Très rapidement, la vivacité de la jeune femme, sa personnalité et son expérience de vie lui valent de se voir proposer la fonction de travailleuse paire. « Ça a été un bon hasard, j'ai passé le premier entretien d'embauche de ma vie, et ça a fonctionné ». Les débuts n'ont pas été facile, du fait même de sa proximité avec les publics accueillis par Totem : un certain nombre sont ses anciens compagnons de rue. « Mes potes étaient contents pour moi, mais je craignais leur regard malgré tout. Et ce n'était pas facile de se positionner, je faisais appel à mes collègues quand je me sentais en difficulté, pour qu'ils reposent un cadre ». Aujourd'hui, cela va mieux, même si elle reconnaît se laisser parfois déborder par certaines situations, qui la touchent plus qu'elle ne le souhaiterait. Elle est consciente que sa présence – et celle d'une autre travailleuse paire – à Totem a largement contribué au succès du dispositif. « On se présente comme ayant eu une expérience à la rue, et c'est vrai que ça détend tout de suite les personnes, elles se disent qu'on sait de quoi on parle », explique Marie.
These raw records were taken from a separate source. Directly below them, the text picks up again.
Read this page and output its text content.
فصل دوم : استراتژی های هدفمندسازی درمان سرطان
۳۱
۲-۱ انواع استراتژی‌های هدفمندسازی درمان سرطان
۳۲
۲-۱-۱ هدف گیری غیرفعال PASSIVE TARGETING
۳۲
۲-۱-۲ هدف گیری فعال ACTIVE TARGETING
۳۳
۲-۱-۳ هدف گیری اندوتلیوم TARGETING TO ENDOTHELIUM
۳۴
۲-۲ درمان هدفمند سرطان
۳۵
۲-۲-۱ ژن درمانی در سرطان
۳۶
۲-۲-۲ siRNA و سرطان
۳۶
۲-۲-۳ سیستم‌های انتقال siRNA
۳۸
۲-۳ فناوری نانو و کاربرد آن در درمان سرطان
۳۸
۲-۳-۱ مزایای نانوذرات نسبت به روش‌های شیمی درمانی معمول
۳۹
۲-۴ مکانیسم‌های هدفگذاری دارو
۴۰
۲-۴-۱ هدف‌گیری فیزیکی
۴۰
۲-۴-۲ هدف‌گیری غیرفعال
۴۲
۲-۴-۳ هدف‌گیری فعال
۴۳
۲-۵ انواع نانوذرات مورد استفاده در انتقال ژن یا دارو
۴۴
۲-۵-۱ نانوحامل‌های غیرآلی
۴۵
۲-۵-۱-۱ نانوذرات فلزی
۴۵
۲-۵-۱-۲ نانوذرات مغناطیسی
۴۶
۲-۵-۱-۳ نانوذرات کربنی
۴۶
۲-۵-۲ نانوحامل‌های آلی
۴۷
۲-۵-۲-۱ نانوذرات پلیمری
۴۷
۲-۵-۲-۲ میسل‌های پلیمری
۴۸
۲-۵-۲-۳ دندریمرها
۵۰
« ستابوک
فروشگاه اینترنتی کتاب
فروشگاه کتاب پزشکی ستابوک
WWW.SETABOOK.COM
 Quand j'apprends qu'une assistante sociale peut avoir jusqu'à 175 dossiers à traiter, ça me pose question

 

Elle a aussi à cœur, au cours de ses maraudes, de donner aux jeunes de l'information sur leurs droits et sur les structures qu'ils peuvent solliciter. Avec délicatesse, lorsqu'elle sent que cette transmission est possible. Souvent des personnes à la rue lui confient leur impression de n'être qu'un dossier pour les travailleurs sociaux, un numéro. Alors, elle leur fait part de son expérience avec l'assistante sociale stagiaire. « Je les invite à ne pas mettre tout le monde dans le même sac, à ne pas juger eux aussi sans connaître. Je leur dis d'essayer, que cela ne les oblige pas à continuer si ça se passe mal », relate-t-elle. Mais elle sait combien ces personnes qui ont une vie difficile auront besoin, pour que ça se passe bien, d'une vraie attention. « Même si elles arrivent pour faire un papier, elles ont peut-être envie de parler d'autre chose. Aussi, quand j'apprends qu'une assistante sociale peut avoir jusqu'à 175 dossiers à traiter, ça me pose question... ».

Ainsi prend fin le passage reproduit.